The cool thing of this being, of course, that this code only gets called when the OnGround state is active. I can muck with just a single portion of the state machine without having to touch anything else. It’s a sort-of double-virtual dispatch for methods. You can also inherit states from other states declared in your class, but I’m not going to go into that right now.

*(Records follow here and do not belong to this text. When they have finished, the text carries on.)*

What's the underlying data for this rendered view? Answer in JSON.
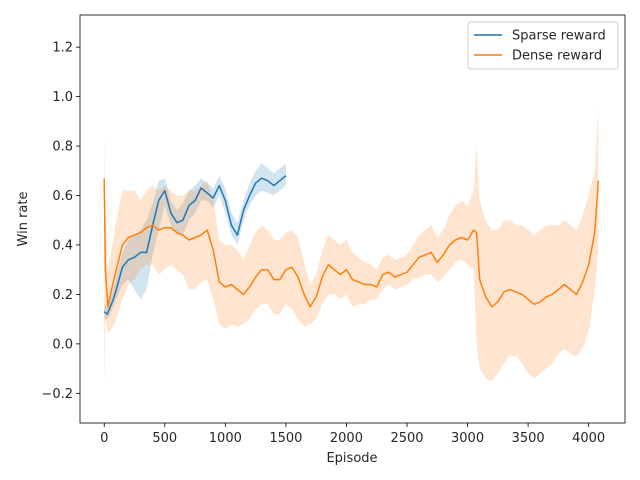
{
  "chart_data": {
    "type": "line",
    "title": "",
    "xlabel": "Episode",
    "ylabel": "Win rate",
    "xlim": [
      -200,
      4300
    ],
    "ylim": [
      -0.32,
      1.33
    ],
    "xticks": [
      0,
      500,
      1000,
      1500,
      2000,
      2500,
      3000,
      3500,
      4000
    ],
    "yticks": [
      -0.2,
      0.0,
      0.2,
      0.4,
      0.6,
      0.8,
      1.0,
      1.2
    ],
    "grid": false,
    "legend_position": "top-right",
    "series": [
      {
        "name": "Sparse reward",
        "color": "#1f77b4",
        "x": [
          0,
          25,
          50,
          75,
          100,
          150,
          200,
          250,
          300,
          350,
          400,
          450,
          500,
          550,
          600,
          650,
          700,
          750,
          800,
          850,
          900,
          950,
          1000,
          1050,
          1100,
          1150,
          1200,
          1250,
          1300,
          1350,
          1400,
          1450,
          1500
        ],
        "y": [
          0.13,
          0.12,
          0.15,
          0.18,
          0.22,
          0.31,
          0.34,
          0.35,
          0.37,
          0.37,
          0.48,
          0.58,
          0.62,
          0.53,
          0.49,
          0.5,
          0.56,
          0.58,
          0.63,
          0.61,
          0.59,
          0.64,
          0.58,
          0.48,
          0.44,
          0.54,
          0.6,
          0.65,
          0.67,
          0.66,
          0.64,
          0.66,
          0.68
        ],
        "lower": [
          0.1,
          0.1,
          0.12,
          0.15,
          0.18,
          0.24,
          0.26,
          0.22,
          0.18,
          0.22,
          0.36,
          0.46,
          0.56,
          0.48,
          0.44,
          0.44,
          0.5,
          0.53,
          0.58,
          0.58,
          0.55,
          0.6,
          0.53,
          0.44,
          0.4,
          0.5,
          0.56,
          0.6,
          0.62,
          0.61,
          0.6,
          0.62,
          0.64
        ],
        "upper": [
          0.16,
          0.15,
          0.19,
          0.22,
          0.27,
          0.37,
          0.42,
          0.44,
          0.46,
          0.5,
          0.57,
          0.66,
          0.67,
          0.58,
          0.54,
          0.57,
          0.62,
          0.64,
          0.67,
          0.65,
          0.63,
          0.68,
          0.63,
          0.53,
          0.49,
          0.58,
          0.65,
          0.7,
          0.73,
          0.71,
          0.69,
          0.71,
          0.73
        ]
      },
      {
        "name": "Dense reward",
        "color": "#ff7f0e",
        "x": [
          0,
          10,
          30,
          60,
          100,
          150,
          200,
          250,
          300,
          350,
          400,
          450,
          500,
          550,
          600,
          650,
          700,
          750,
          800,
          850,
          900,
          950,
          1000,
          1050,
          1100,
          1150,
          1200,
          1250,
          1300,
          1350,
          1400,
          1450,
          1500,
          1550,
          1600,
          1650,
          1700,
          1750,
          1800,
          1850,
          1900,
          1950,
          2000,
          2050,
          2100,
          2150,
          2200,
          2250,
          2300,
          2350,
          2400,
          2450,
          2500,
          2550,
          2600,
          2650,
          2700,
          2750,
          2800,
          2850,
          2900,
          2950,
          3000,
          3050,
          3075,
          3100,
          3150,
          3200,
          3250,
          3300,
          3350,
          3400,
          3450,
          3500,
          3550,
          3600,
          3650,
          3700,
          3750,
          3800,
          3850,
          3900,
          3950,
          4000,
          4050,
          4080
        ],
        "y": [
          0.67,
          0.3,
          0.15,
          0.22,
          0.3,
          0.4,
          0.43,
          0.44,
          0.45,
          0.47,
          0.48,
          0.46,
          0.47,
          0.47,
          0.45,
          0.44,
          0.42,
          0.43,
          0.44,
          0.46,
          0.38,
          0.25,
          0.23,
          0.24,
          0.22,
          0.2,
          0.23,
          0.27,
          0.3,
          0.3,
          0.26,
          0.26,
          0.3,
          0.31,
          0.27,
          0.2,
          0.15,
          0.19,
          0.27,
          0.32,
          0.3,
          0.28,
          0.3,
          0.26,
          0.25,
          0.24,
          0.24,
          0.23,
          0.28,
          0.29,
          0.27,
          0.28,
          0.29,
          0.32,
          0.35,
          0.36,
          0.37,
          0.33,
          0.36,
          0.4,
          0.42,
          0.43,
          0.42,
          0.46,
          0.45,
          0.26,
          0.19,
          0.15,
          0.17,
          0.21,
          0.22,
          0.21,
          0.2,
          0.18,
          0.16,
          0.17,
          0.19,
          0.2,
          0.22,
          0.24,
          0.22,
          0.2,
          0.25,
          0.32,
          0.45,
          0.66
        ],
        "lower": [
          -0.18,
          0.1,
          0.04,
          0.06,
          0.1,
          0.18,
          0.24,
          0.26,
          0.3,
          0.32,
          0.32,
          0.28,
          0.3,
          0.32,
          0.3,
          0.28,
          0.22,
          0.22,
          0.25,
          0.26,
          0.18,
          0.08,
          0.06,
          0.08,
          0.07,
          0.08,
          0.1,
          0.14,
          0.16,
          0.16,
          0.12,
          0.12,
          0.16,
          0.14,
          0.1,
          0.07,
          0.08,
          0.1,
          0.16,
          0.2,
          0.2,
          0.18,
          0.2,
          0.15,
          0.16,
          0.16,
          0.18,
          0.18,
          0.22,
          0.24,
          0.22,
          0.23,
          0.24,
          0.26,
          0.27,
          0.28,
          0.28,
          0.25,
          0.27,
          0.3,
          0.33,
          0.34,
          0.32,
          0.3,
          0.0,
          -0.1,
          -0.14,
          -0.15,
          -0.12,
          -0.08,
          -0.05,
          -0.05,
          -0.08,
          -0.12,
          -0.14,
          -0.12,
          -0.1,
          -0.08,
          -0.04,
          -0.02,
          -0.04,
          -0.05,
          -0.02,
          0.05,
          0.22,
          0.38
        ],
        "upper": [
          0.88,
          0.5,
          0.3,
          0.38,
          0.5,
          0.62,
          0.62,
          0.62,
          0.58,
          0.62,
          0.64,
          0.62,
          0.64,
          0.62,
          0.6,
          0.6,
          0.62,
          0.62,
          0.64,
          0.66,
          0.58,
          0.42,
          0.4,
          0.4,
          0.38,
          0.34,
          0.4,
          0.45,
          0.48,
          0.46,
          0.42,
          0.42,
          0.45,
          0.46,
          0.43,
          0.33,
          0.24,
          0.28,
          0.38,
          0.44,
          0.42,
          0.4,
          0.42,
          0.37,
          0.35,
          0.33,
          0.32,
          0.3,
          0.35,
          0.36,
          0.34,
          0.35,
          0.36,
          0.4,
          0.44,
          0.46,
          0.48,
          0.43,
          0.46,
          0.52,
          0.56,
          0.58,
          0.56,
          0.62,
          0.8,
          0.58,
          0.5,
          0.46,
          0.46,
          0.5,
          0.5,
          0.48,
          0.48,
          0.46,
          0.44,
          0.46,
          0.48,
          0.48,
          0.48,
          0.5,
          0.48,
          0.46,
          0.52,
          0.6,
          0.7,
          0.96
        ]
      }
    ]
  }
}
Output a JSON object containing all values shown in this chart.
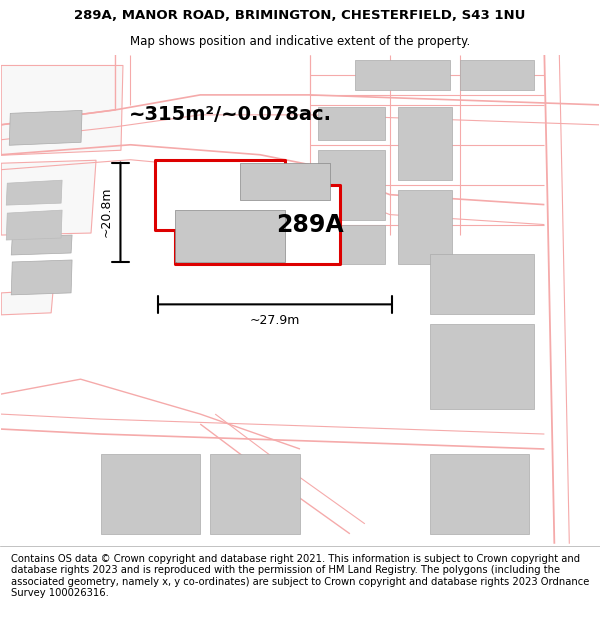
{
  "title_line1": "289A, MANOR ROAD, BRIMINGTON, CHESTERFIELD, S43 1NU",
  "title_line2": "Map shows position and indicative extent of the property.",
  "footer_text": "Contains OS data © Crown copyright and database right 2021. This information is subject to Crown copyright and database rights 2023 and is reproduced with the permission of HM Land Registry. The polygons (including the associated geometry, namely x, y co-ordinates) are subject to Crown copyright and database rights 2023 Ordnance Survey 100026316.",
  "area_label": "~315m²/~0.078ac.",
  "property_label": "289A",
  "dim_width": "~27.9m",
  "dim_height": "~20.8m",
  "title_fontsize": 9.5,
  "subtitle_fontsize": 8.5,
  "footer_fontsize": 7.2,
  "red_color": "#dd0000",
  "pink_color": "#f5aaaa",
  "gray_building": "#c8c8c8",
  "map_bg": "#ffffff"
}
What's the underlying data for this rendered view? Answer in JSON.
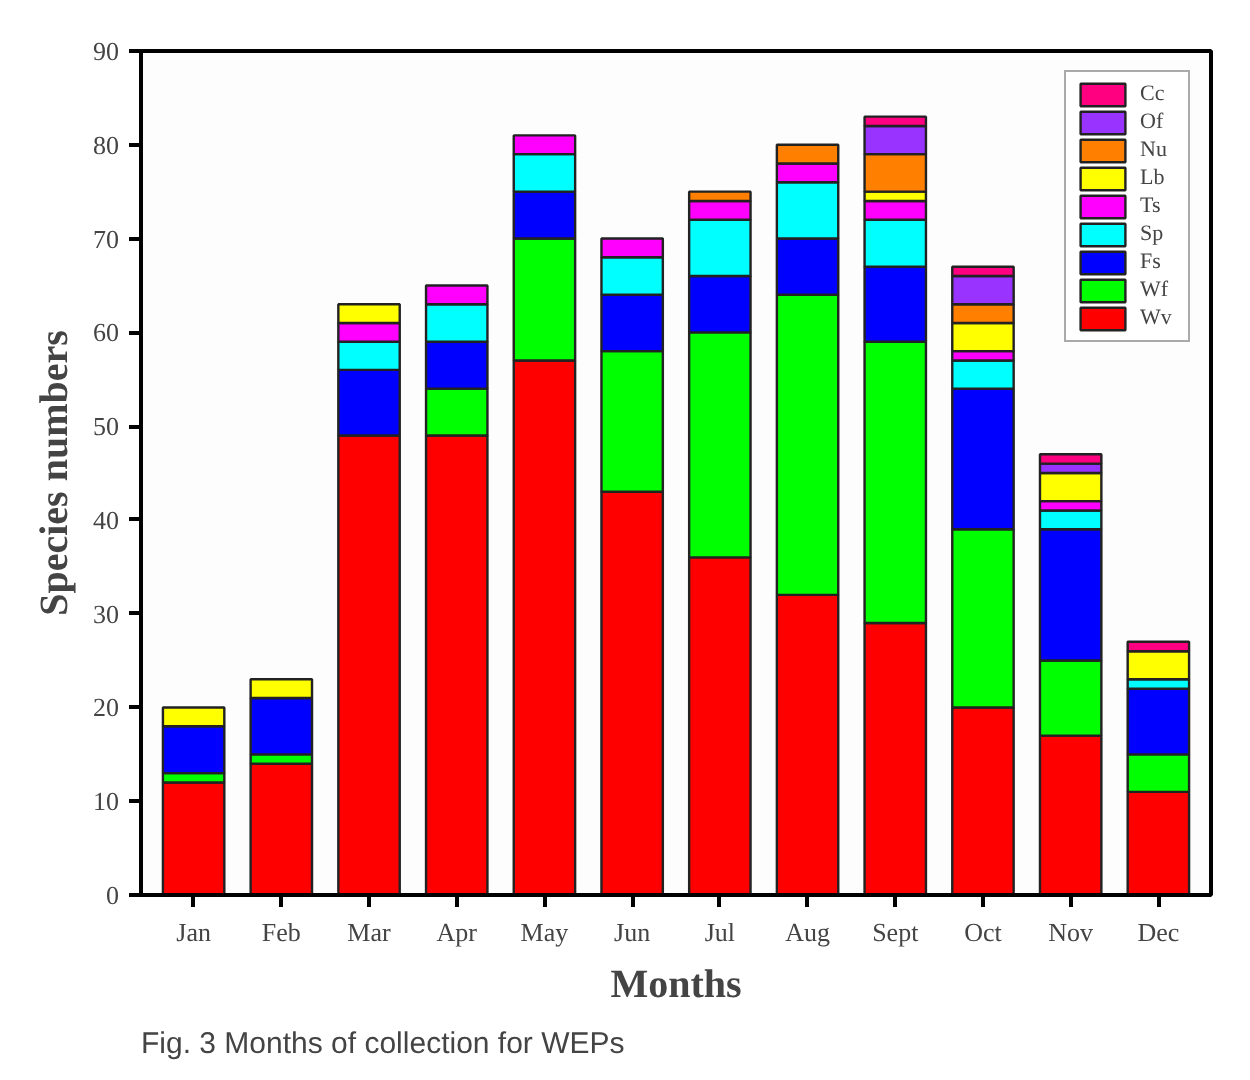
{
  "chart_data": {
    "type": "bar",
    "stacked": true,
    "xlabel": "Months",
    "ylabel": "Species numbers",
    "categories": [
      "Jan",
      "Feb",
      "Mar",
      "Apr",
      "May",
      "Jun",
      "Jul",
      "Aug",
      "Sept",
      "Oct",
      "Nov",
      "Dec"
    ],
    "series": [
      {
        "name": "Wv",
        "color": "#ff0000",
        "values": [
          12,
          14,
          49,
          49,
          57,
          43,
          36,
          32,
          29,
          20,
          17,
          11
        ]
      },
      {
        "name": "Wf",
        "color": "#00ff00",
        "values": [
          1,
          1,
          null,
          5,
          13,
          15,
          24,
          32,
          30,
          19,
          8,
          4
        ]
      },
      {
        "name": "Fs",
        "color": "#0000ff",
        "values": [
          5,
          6,
          7,
          5,
          5,
          6,
          6,
          6,
          8,
          15,
          14,
          7
        ]
      },
      {
        "name": "Sp",
        "color": "#00ffff",
        "values": [
          null,
          null,
          3,
          4,
          4,
          4,
          6,
          6,
          5,
          3,
          2,
          1
        ]
      },
      {
        "name": "Ts",
        "color": "#ff00ff",
        "values": [
          null,
          null,
          2,
          2,
          2,
          2,
          2,
          2,
          2,
          1,
          1,
          null
        ]
      },
      {
        "name": "Lb",
        "color": "#ffff00",
        "values": [
          2,
          2,
          2,
          null,
          null,
          null,
          null,
          null,
          1,
          3,
          3,
          3
        ]
      },
      {
        "name": "Nu",
        "color": "#ff8000",
        "values": [
          null,
          null,
          null,
          null,
          null,
          null,
          1,
          2,
          4,
          2,
          null,
          null
        ]
      },
      {
        "name": "Of",
        "color": "#9933ff",
        "values": [
          null,
          null,
          null,
          null,
          null,
          null,
          null,
          null,
          3,
          3,
          1,
          null
        ]
      },
      {
        "name": "Cc",
        "color": "#ff0080",
        "values": [
          null,
          null,
          null,
          null,
          null,
          null,
          null,
          null,
          1,
          1,
          1,
          1
        ]
      }
    ],
    "ylim": [
      0,
      90
    ],
    "yticks": [
      0,
      10,
      20,
      30,
      40,
      50,
      60,
      70,
      80,
      90
    ],
    "grid": false,
    "legend": "top right",
    "annotations": [
      "Fig. 3  Months of collection for WEPs"
    ]
  }
}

The net result of all of this, besides the cool features, is that domain-specific languages can be an amazingly powerful tool for writing complex systems. If you create a language in which to more efficiently express a solution, then expressing those solutions becomes much easier. All too often, modern software engineers suffer from Hammer Syndrome. The huge popularity of Java, and more recently C#, in the mainstream often blinds us to the potential of a different language. An altered paradigm can dramatically reduce the difficulty of coding a working solution. Lisp is often dismissed as an academic language, or people are frightened by the large number of parenthesis. ECMAScript is virtually always relegated to web browser scripting; or worse, it is thought to be synonymous with the DOM. Different languages allow you to express your existing thoughts in a different way, and they often lead you to completely new thoughts. If you only know one language, you really need to learn another one or five.